Henry Shefflin: Honouring a true hurling great

Should Henry Shefflin per chance not bid farewell to his inter-county career today, the following can be dismissed as the musings of a man who presumed too much. 

Henry Shefflin: Honouring a true hurling great

But then no excuse should ever be needed to pay homage to the most decorated, most dedicated hurler of his generation and beyond.

The timing of this expected announcement in the week of a relegation play-off will be lost on the few. Life without Shefflin is set to begin in the most inauspicious of circumstances. An announcement had to come, though. As he said himself, it’s not just he who has grown tired of the “will-he, won’t-he” circus. Rather let the cloud pass than hang over Sunday’s game.

When Brian Cody spoke some years back of Kilkenny’s ordinariness being their greatest strength, he didn’t single out anyone. To do that would have defeated the purpose of his point. But the case in point was Shefflin. First up, best dressed, more often than not it was only kitman Denis “Rackard” Coady who was at training before him.

Nowlan Park may be Cody’s lair but Shefflin had the keys to it. Literally. His jeep would be regularly seen in the stadium car park on nights Kilkenny weren’t training as he squeezed in work in the team’s gym inside.

It was there and in the fields behind his home in Kiltorcan where Shefflin renewed but also rehabbed himself after his six operations from October 2007 to May last year. Golfers on the Mountain View course, part of which back onto his house, would liken his efforts, whether they were threshing through long grass or intense pucking against the gable end, to montages from the Rocky movies.

“We’ve tried to tailor Henry’s programme but it’s difficult because he just wants to be training all of the time,” said trainer Mick Dempsey last September. “Henry has the habit of training really hard and doing a lot of work on his own.”

Rupturing a cruciate twice was cruel when damaging one was enough but the shoulder operation in 2011 was the injury that almost floored him. It certainly proved the most frustrating, as he would admit later, but then he made such light of it 10 months later with a ninth All-Ireland title and a second hurler of the year accolade.

Sources close to the Kilkenny camp speak of a unique bond between Shefflin and Cody fortified by their common steely single-mindedness. Beginning as senior manager and senior player together, that was their secret language.

Their parting of their partnership will be a poignant one. If Cody didn’t have enough selectors already, Shefflin would likely not leave the dressing room on the manager’s watch. Were he made kingmaker, who else would he choose to replace him?

Throughout, Shefflin applied himself with grace but he wasn’t above losing his cool with referees. They were infrequent moments, though.

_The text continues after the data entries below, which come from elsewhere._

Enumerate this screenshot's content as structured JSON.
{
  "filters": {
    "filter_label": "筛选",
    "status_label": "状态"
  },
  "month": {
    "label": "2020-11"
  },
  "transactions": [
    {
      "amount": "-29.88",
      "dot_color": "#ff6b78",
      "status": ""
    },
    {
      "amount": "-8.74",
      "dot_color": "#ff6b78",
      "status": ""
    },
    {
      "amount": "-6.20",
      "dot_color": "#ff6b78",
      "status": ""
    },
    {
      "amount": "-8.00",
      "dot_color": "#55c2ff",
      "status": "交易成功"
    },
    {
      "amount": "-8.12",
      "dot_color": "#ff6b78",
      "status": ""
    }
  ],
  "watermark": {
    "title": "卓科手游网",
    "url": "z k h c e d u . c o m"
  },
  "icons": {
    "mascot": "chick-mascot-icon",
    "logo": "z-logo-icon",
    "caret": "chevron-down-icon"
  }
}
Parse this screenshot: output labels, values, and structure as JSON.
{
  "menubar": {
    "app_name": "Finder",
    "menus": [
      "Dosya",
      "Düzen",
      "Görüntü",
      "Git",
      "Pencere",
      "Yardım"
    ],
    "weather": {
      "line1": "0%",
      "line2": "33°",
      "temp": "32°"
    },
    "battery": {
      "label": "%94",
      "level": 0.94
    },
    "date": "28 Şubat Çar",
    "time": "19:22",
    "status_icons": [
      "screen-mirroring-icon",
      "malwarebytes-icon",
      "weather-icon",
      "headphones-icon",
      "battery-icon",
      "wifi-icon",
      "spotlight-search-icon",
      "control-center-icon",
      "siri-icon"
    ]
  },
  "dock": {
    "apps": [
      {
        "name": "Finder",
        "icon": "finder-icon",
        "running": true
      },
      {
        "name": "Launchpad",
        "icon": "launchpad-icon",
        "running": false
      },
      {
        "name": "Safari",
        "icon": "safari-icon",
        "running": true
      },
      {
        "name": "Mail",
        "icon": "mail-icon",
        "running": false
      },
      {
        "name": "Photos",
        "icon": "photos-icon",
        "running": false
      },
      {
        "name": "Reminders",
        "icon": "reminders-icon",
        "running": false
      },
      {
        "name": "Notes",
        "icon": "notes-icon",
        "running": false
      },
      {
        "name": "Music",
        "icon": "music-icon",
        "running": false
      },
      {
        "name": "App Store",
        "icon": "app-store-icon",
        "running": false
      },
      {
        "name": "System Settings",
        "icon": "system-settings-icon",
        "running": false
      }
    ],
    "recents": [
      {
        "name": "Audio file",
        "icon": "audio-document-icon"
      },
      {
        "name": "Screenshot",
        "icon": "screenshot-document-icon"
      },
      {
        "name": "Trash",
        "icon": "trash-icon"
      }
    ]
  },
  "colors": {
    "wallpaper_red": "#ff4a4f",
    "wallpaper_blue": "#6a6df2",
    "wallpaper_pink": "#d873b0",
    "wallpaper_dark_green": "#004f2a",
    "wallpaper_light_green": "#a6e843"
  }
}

The quiet dignity with which he left the Thurles pitch after being sent off against Cork two years ago was consistent with how he generally carried himself on the field of play.

Stories of Shefflin’s modesty are well known around his county.

A few years back, two Mayo men approached a Kilkenny board official at an All Stars night about the chances of Shefflin visiting a sick child. The ears of the man in question must have been burning because as the trio spoke, he happened to walk past. Called over, he informed them he had only seen the child a few days earlier.

Between last September’s drawn All-Ireland final and replay, he honoured a commitment albeit discreetly to attend a club function.

Shortly after leaving the stage, he was handed an envelope. As he left, he was seen presenting it to a child in a wheelchair.

Letters were written to newspaper editors praising both Shefflin and Tommy Walsh for signing autographs on the pitch long after Kilkenny had lost their Leinster semi-final replay to Dublin in 2013.

When requests were made for use of the Liam MacCarthy Cup after All-Ireland victories, he never once abused his position to claim it ahead of another player.

Shefflin might have held the crown but he never wore it.

Unlike his peer Christy Ring, we are fortunate that we can remind ourselves of his greatness with a few taps of a screen. As if we need it but there is never any harm in revisiting. Not at all.

Whether it’s today or whenever, the end of Shefflin’s Kilkenny career merits all the column inches and airtime it will receive.

To have watched him was to have witnessed history.

To have witnessed history was to have admired him.